Under the Good Friday Agreement and the Northern Ireland Act, the Secretary of State for Northern Ireland has the power to call a referendum, but also has the power to decide who gets to vote in that referendum, Mr Daly said.
His comments follow the publication of a poll by LucidTalk, a Belfast research company, based on responses from 2,386 people which was conducted last week in Northern Ireland and published in the Sunday Times.
The poll, which has margin of error of 2.6%, found that two out of three voters believed Brexit made it more likely that the Northern Ireland would join with the Republic.
Senator Daly said that currently in a UK referendum, only British, Irish and Commonwealth citizens aged 18 or over on polling day are entitled to vote.
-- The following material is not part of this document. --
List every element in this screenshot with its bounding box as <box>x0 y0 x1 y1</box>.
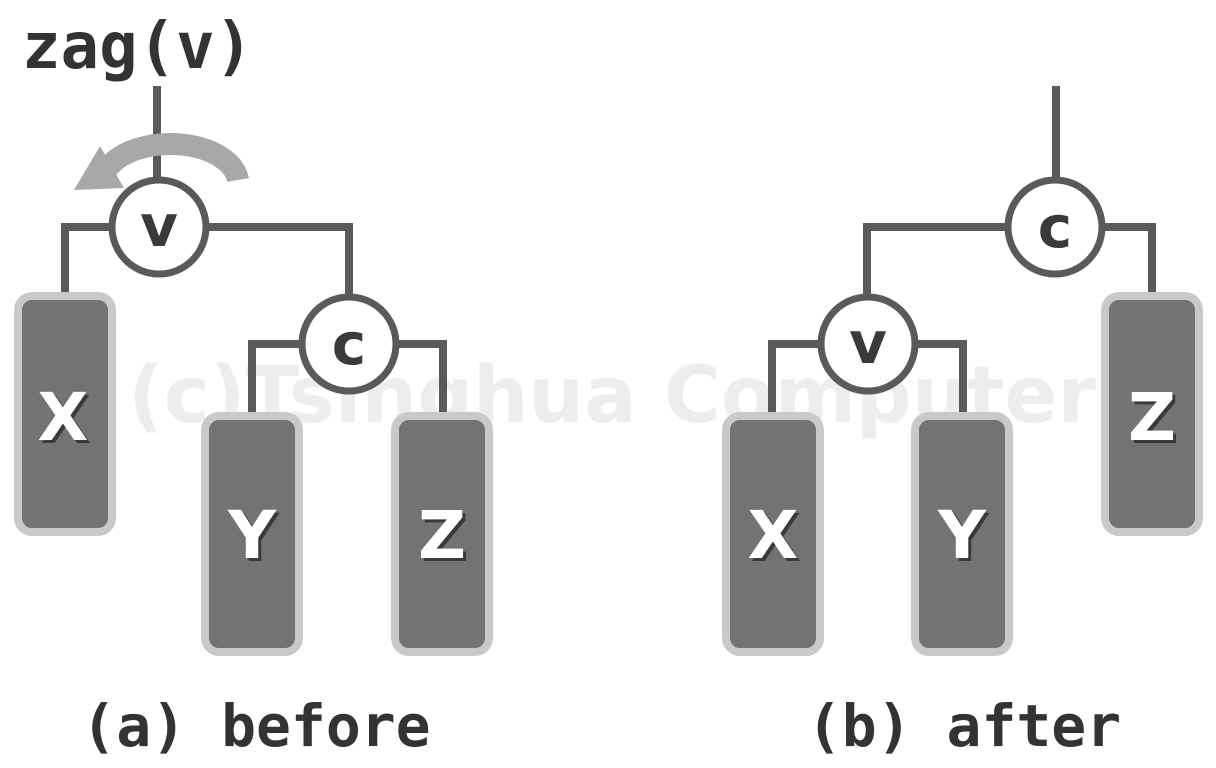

However, in the Scottish Independence referendum, those entitled to vote also included EU citizens and those aged 16 and over.
Senator Daly said the Secretary for State can decide who votes in a referendum but has yet to make clear who would be entitled to vote.
“As it stands, a referendum on a United Ireland could potentially be decided by the Secretary of State before a single vote is cast,” he said.
He added: “The major lesson for Ireland from the Brexit crisis is the unforeseen consequences of holding a referendum with proper planning.
“A United Ireland requires long-term planning and preparation with all sides.”